Je me suis ensuite tapé une journée de bus pour me rendre sur Taupo ou Alex m'a rejoint. Je suis retournée chez Terence, mon couchsurfeur d'octobre, qui m'a a nouveau accueilli chez lui.
Soyons honnete, on n'a pas fait grand chose de constructif sur Taupo. On s'est pas mal baladés, on a beaucoup mangé (alex et terence ont tous les deux vigoureusement validé ma ratatouille), on a fait trempette des pieds dans un bassin d'eau naturellement chaude au bord du lac (qui lui par contre est super méga froid. n'oubliez pas qu'ici c'est fin novembre.)
j'ai gouté pour la premiere fois une spécialité écossaise qui est tres célebre et appreciée en nouvelle zélande : the deep-fried Mars bar.
comme le nom l'indique c'est une barre chocolatée ( traditionellement Mars, mais ca marche avec n'importe lesquelles), trempée dans de la pate a beignet et frit (ca se trouve dans les fish&chips, parce que c'est la qu'on fait frire des trucs)
genre un Mars c'est pas assez sucré et gras. nope. ajoutons une couche de beignet autour.
bon évidemment c'est hyper bon, j'ai adoré.
quand a alex, il n'en avait pas mangé depuis qu'il était gamin, et apparemment se les geler au bord d'un lac, en plein vent glacial, en se goinfrant de chocolat frit, c'est la description d'un weekend typique en écosse/nord de l'angleterre. du coup j'ai eu droit aux imitations d'accents du nord, on se serait cru dans Shameless UK.
le tout a été suivi de deux jours de stress un peu intenses ponctués debus annulés pour cause de raisons météorologiques, de déplacements sur auckland, de burgers qui avaient l'air bons dans la pub mais en fait nan, d'ambassades americaines peu cooperatives, de beaucoup de sushis, de milliards de coups de fil dans tous les sens, de "The Hangover III" qui n'est pas aussi drole que le premier, de crises de paniques, d'ateliers coloriage dans la galerie d'art, d'océans pacifiques, et de cones a 70cents de chez MacDo.

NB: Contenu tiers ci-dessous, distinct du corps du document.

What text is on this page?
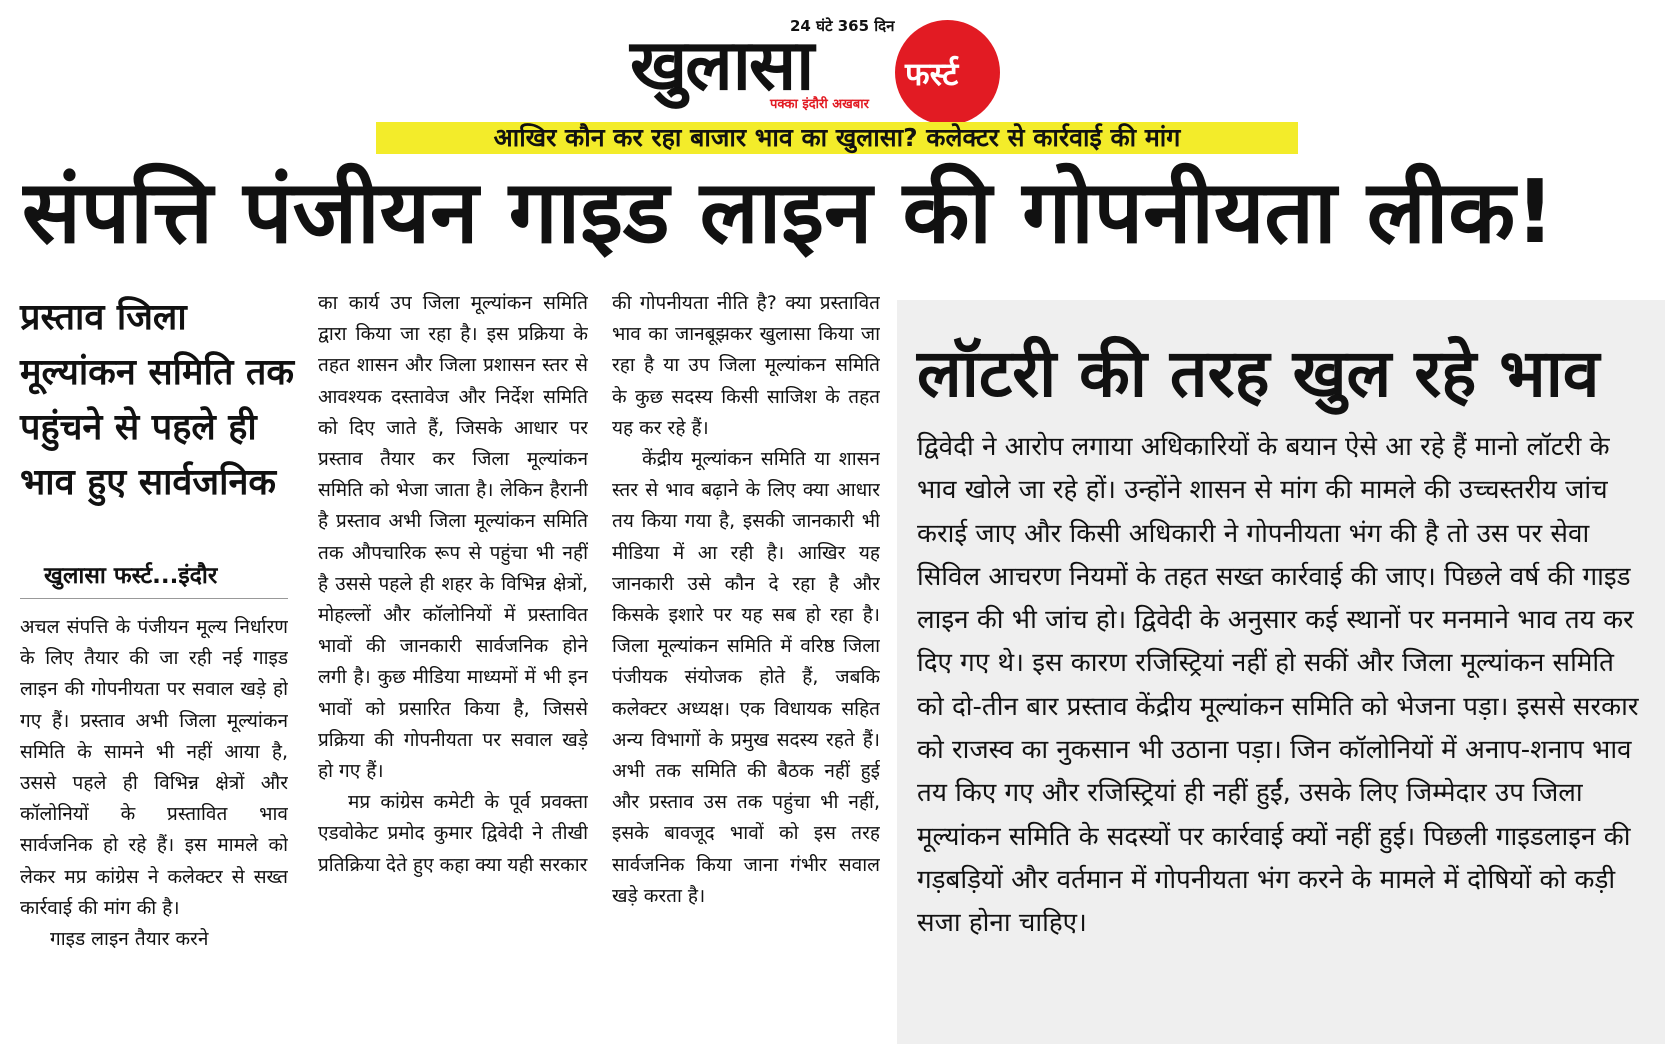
24 घंटे 365 दिन
खुलासा	फर्स्ट
पक्का इंदौरी अखबार
आखिर कौन कर रहा बाजार भाव का खुलासा? कलेक्टर से कार्रवाई की मांग
संपत्ति पंजीयन गाइड लाइन की गोपनीयता लीक!
प्रस्ताव जिला मूल्यांकन समिति तक पहुंचने से पहले ही भाव हुए सार्वजनिक
खुलासा फर्स्ट...इंदौर

अचल संपत्ति के पंजीयन मूल्य निर्धारण के लिए तैयार की जा रही नई गाइड लाइन की गोपनीयता पर सवाल खड़े हो गए हैं। प्रस्ताव अभी जिला मूल्यांकन समिति के सामने भी नहीं आया है, उससे पहले ही विभिन्न क्षेत्रों और कॉलोनियों के प्रस्तावित भाव सार्वजनिक हो रहे हैं। इस मामले को लेकर मप्र कांग्रेस ने कलेक्टर से सख्त कार्रवाई की मांग की है।

गाइड लाइन तैयार करने

का कार्य उप जिला मूल्यांकन समिति द्वारा किया जा रहा है। इस प्रक्रिया के तहत शासन और जिला प्रशासन स्तर से आवश्यक दस्तावेज और निर्देश समिति को दिए जाते हैं, जिसके आधार पर प्रस्ताव तैयार कर जिला मूल्यांकन समिति को भेजा जाता है। लेकिन हैरानी है प्रस्ताव अभी जिला मूल्यांकन समिति तक औपचारिक रूप से पहुंचा भी नहीं है उससे पहले ही शहर के विभिन्न क्षेत्रों, मोहल्लों और कॉलोनियों में प्रस्तावित भावों की जानकारी सार्वजनिक होने लगी है। कुछ मीडिया माध्यमों में भी इन भावों को प्रसारित किया है, जिससे प्रक्रिया की गोपनीयता पर सवाल खड़े हो गए हैं।

मप्र कांग्रेस कमेटी के पूर्व प्रवक्ता एडवोकेट प्रमोद कुमार द्विवेदी ने तीखी प्रतिक्रिया देते हुए कहा क्या यही सरकार

की गोपनीयता नीति है? क्या प्रस्तावित भाव का जानबूझकर खुलासा किया जा रहा है या उप जिला मूल्यांकन समिति के कुछ सदस्य किसी साजिश के तहत यह कर रहे हैं।

केंद्रीय मूल्यांकन समिति या शासन स्तर से भाव बढ़ाने के लिए क्या आधार तय किया गया है, इसकी जानकारी भी मीडिया में आ रही है। आखिर यह जानकारी उसे कौन दे रहा है और किसके इशारे पर यह सब हो रहा है। जिला मूल्यांकन समिति में वरिष्ठ जिला पंजीयक संयोजक होते हैं, जबकि कलेक्टर अध्यक्ष। एक विधायक सहित अन्य विभागों के प्रमुख सदस्य रहते हैं। अभी तक समिति की बैठक नहीं हुई और प्रस्ताव उस तक पहुंचा भी नहीं, इसके बावजूद भावों को इस तरह सार्वजनिक किया जाना गंभीर सवाल खड़े करता है।

लॉटरी की तरह खुल रहे भाव

द्विवेदी ने आरोप लगाया अधिकारियों के बयान ऐसे आ रहे हैं मानो लॉटरी के भाव खोले जा रहे हों। उन्होंने शासन से मांग की मामले की उच्चस्तरीय जांच कराई जाए और किसी अधिकारी ने गोपनीयता भंग की है तो उस पर सेवा सिविल आचरण नियमों के तहत सख्त कार्रवाई की जाए। पिछले वर्ष की गाइड लाइन की भी जांच हो। द्विवेदी के अनुसार कई स्थानों पर मनमाने भाव तय कर दिए गए थे। इस कारण रजिस्ट्रियां नहीं हो सकीं और जिला मूल्यांकन समिति को दो-तीन बार प्रस्ताव केंद्रीय मूल्यांकन समिति को भेजना पड़ा। इससे सरकार को राजस्व का नुकसान भी उठाना पड़ा। जिन कॉलोनियों में अनाप-शनाप भाव तय किए गए और रजिस्ट्रियां ही नहीं हुईं, उसके लिए जिम्मेदार उप जिला मूल्यांकन समिति के सदस्यों पर कार्रवाई क्यों नहीं हुई। पिछली गाइडलाइन की गड़बड़ियों और वर्तमान में गोपनीयता भंग करने के मामले में दोषियों को कड़ी सजा होना चाहिए।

mais tout est bien qui finit bien, me revoila a frienz.com, mon backpackers de septembre, dans la meme chambre et dans le meme lit (ca s'invente pas !). alex a pu repartir pour wellington sans encombres avec la promesse qu'il aura son visa a temps pour rentrer aux usa, et j'ai trois jours devant moi pour faire le point et mon sac (ceci est un zeugme. just saying) avant de décoller pour la france.